I recently spoke at Wired 2012 and I felt it went well (video to follow, when they put it up).
Afterwards, people came up, shook my hand, patted me on the back and told me I did a great job. That felt nice, but it won’t help me to do a better job next time.
Elsewhere in the building, other people gathered in corners and grumbled about all the things I did or got wrong. (I don’t know if this happened. I assume it did. You can’t please everyone.) That didn’t help me to do a better job next time, either.

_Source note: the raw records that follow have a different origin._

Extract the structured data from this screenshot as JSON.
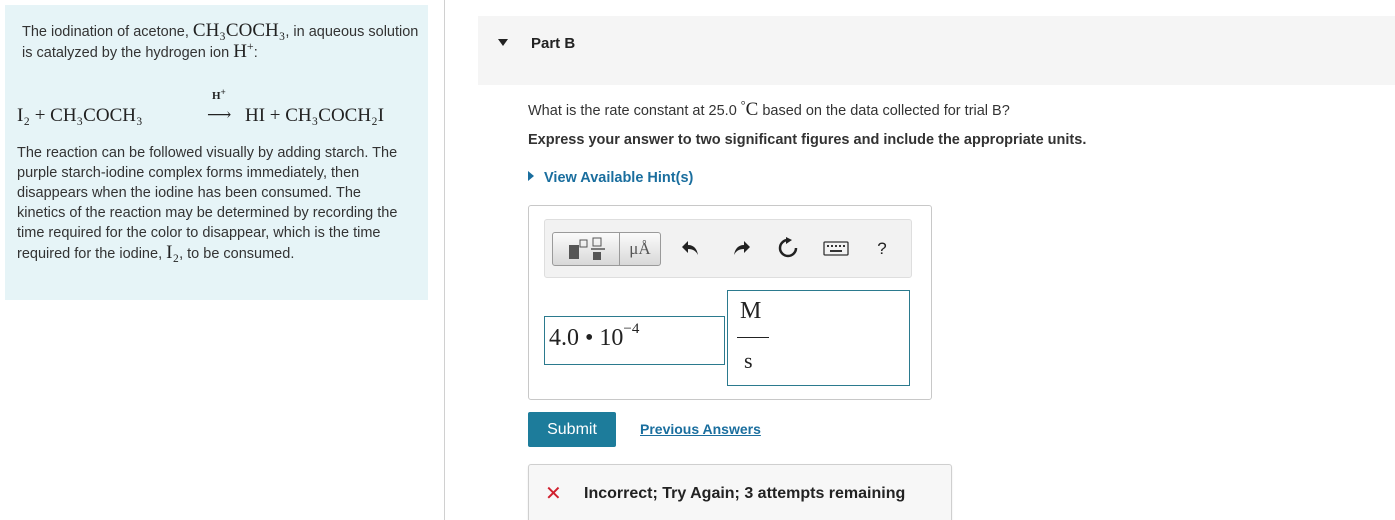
{
  "intro": {
    "text1_a": "The iodination of acetone, ",
    "acetone_formula": "CH₃COCH₃",
    "text1_b": ", in aqueous solution is catalyzed by the hydrogen ion ",
    "hydrogen_ion": "H",
    "hydrogen_charge": "+",
    "text1_c": ":",
    "equation": {
      "lhs": "I₂ + CH₃COCH₃",
      "catalyst": "H",
      "catalyst_charge": "+",
      "arrow": "⟶",
      "rhs": "HI + CH₃COCH₂I"
    },
    "text2_a": "The reaction can be followed visually by adding starch. The purple starch-iodine complex forms immediately, then disappears when the iodine has been consumed. The kinetics of the reaction may be determined by recording the time required for the color to disappear, which is the time required for the iodine, ",
    "iodine_formula": "I₂",
    "text2_b": ", to be consumed."
  },
  "part": {
    "title": "Part B"
  },
  "question": {
    "text_a": "What is the rate constant at 25.0 ",
    "degree": "°",
    "unit_c": "C",
    "text_b": " based on the data collected for trial B?"
  },
  "instruction": "Express your answer to two significant figures and include the appropriate units.",
  "hints": {
    "label": "View Available Hint(s)"
  },
  "toolbar": {
    "units_label": "μÅ",
    "help_label": "?"
  },
  "answer": {
    "value_mantissa": "4.0",
    "value_dot": "•",
    "value_base": "10",
    "value_exponent": "−4",
    "unit_numerator": "M",
    "unit_denominator": "s"
  },
  "submit_label": "Submit",
  "previous_answers_label": "Previous Answers",
  "feedback": {
    "icon": "✕",
    "text": "Incorrect; Try Again; 3 attempts remaining",
    "color": "#d0202e"
  },
  "colors": {
    "intro_background": "#e6f4f7",
    "link": "#1a6e9e",
    "submit_background": "#1d7c9b",
    "input_border": "#2b7a8e"
  }
}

But someone did something helpful. Bruno Giussani of TED, seeing someone praise me for speaking without slides, immediately got to the point. “You talked about the Spitfire,” he said, “But this is an international audience. Many people won’t know what you’re talking about. You should have shown just one slide: a photograph of a Spitfire. Then everyone would have understood.”
Next time I give a similar speech, I’ll be showing one slide: a photograph of a Spitfire.
It isn’t easy to get straight to the point and offer a single, focused suggestion for improvement. And the truth is, we rarely seek that kind of feedback. When we ask “what do you think?”, we’re usually looking for those confidence-boosting pats on the back. But giving such feedback – and seeking it out – is hugely important.
(On which topic, Peter Sims has an excellent book, “Little Bets“, which among many excellent topics discusses this kind of focused feedback at Pixar. Buy it for Christmas and enjoy.)